Appeals Court Upholds iLife Patent in $10M Wii Gaming Judgment

Court rules that the accelerometer patent which a jury said Nintendo violated, is valid

Wii U Console Credit: Nintendo

The U.S. Court of Appeals for the Federal Circuit this week upheld iLife's motion-sensing accelerometer patent, shutting down one of Nintendo's avenues for appeal in a $10 million verdict handed down by a Texas jury in an infringement case against the technology used in the company's Wii Remote controller.

In August, a Dallas jury found that Nintendo's controller infringed on a patent held by iLife.
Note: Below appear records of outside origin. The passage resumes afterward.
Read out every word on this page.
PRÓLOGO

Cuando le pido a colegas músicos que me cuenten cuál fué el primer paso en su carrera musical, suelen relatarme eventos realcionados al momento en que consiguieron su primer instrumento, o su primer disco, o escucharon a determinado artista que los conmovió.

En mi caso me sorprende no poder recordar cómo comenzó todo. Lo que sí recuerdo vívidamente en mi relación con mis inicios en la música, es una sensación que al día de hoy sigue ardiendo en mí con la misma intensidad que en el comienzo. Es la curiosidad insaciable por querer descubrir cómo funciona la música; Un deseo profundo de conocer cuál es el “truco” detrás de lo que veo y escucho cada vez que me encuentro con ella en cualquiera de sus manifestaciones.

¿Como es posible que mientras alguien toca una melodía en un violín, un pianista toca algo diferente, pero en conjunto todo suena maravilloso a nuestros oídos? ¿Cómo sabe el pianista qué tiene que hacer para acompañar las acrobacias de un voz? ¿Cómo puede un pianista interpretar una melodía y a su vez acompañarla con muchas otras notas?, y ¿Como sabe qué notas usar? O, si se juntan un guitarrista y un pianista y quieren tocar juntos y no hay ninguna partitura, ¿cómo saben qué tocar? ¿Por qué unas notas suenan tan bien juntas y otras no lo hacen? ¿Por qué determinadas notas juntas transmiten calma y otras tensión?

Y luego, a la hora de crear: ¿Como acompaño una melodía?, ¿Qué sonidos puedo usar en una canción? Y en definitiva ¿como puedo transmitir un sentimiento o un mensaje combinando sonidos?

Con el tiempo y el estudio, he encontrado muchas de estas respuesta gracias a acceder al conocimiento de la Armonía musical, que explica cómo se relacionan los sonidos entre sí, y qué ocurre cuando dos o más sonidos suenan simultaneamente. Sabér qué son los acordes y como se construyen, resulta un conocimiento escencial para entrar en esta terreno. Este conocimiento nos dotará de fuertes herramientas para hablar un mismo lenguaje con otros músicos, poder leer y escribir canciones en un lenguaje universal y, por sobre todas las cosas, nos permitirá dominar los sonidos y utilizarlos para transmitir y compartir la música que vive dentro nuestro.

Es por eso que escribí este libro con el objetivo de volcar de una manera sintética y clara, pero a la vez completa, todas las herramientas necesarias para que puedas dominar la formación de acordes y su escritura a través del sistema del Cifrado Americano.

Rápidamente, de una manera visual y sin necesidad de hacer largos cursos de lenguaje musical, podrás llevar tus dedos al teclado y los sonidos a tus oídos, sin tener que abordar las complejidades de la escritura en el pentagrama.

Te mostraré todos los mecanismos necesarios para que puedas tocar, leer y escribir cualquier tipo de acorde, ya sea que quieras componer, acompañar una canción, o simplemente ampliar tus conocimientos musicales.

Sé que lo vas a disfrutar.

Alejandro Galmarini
The $10.1 million award came nearly four years after iLife Technologies Inc. and Dallas-based law firm Munck Wilson Mandala filed a $144 million patent infringement case against Nintendo.

The company iLife Technologies uses its tech to monitor infants to help prevent sudden infant death syndrome and the elderly to watch out for falls. But iLife argued that its patented technology could be used in other applications and was used by Nintendo in the creation of its motion-sensing Wii Remote controller.

Although iLife was initially seeking a $4 per unit royalty payment tied to 36 million Wii systems sold in the six years before the suit was filed, Nintendo argued that the patent filed by iLife was invalid because the written description in the patent wasn't properly written. That argument was essentially denied when the U.S. Court of Appeals for the Federal Circuit, which handles appeals for the U.S. Patent Trial and Appeal Board, issued its ruling Wednesday afternoon.

Nintendo still has right to appeal the verdict once the presiding trial judge over the case issues her judgement. We've reached out to Nintendo for comment on this latest development and will update the story when they respond.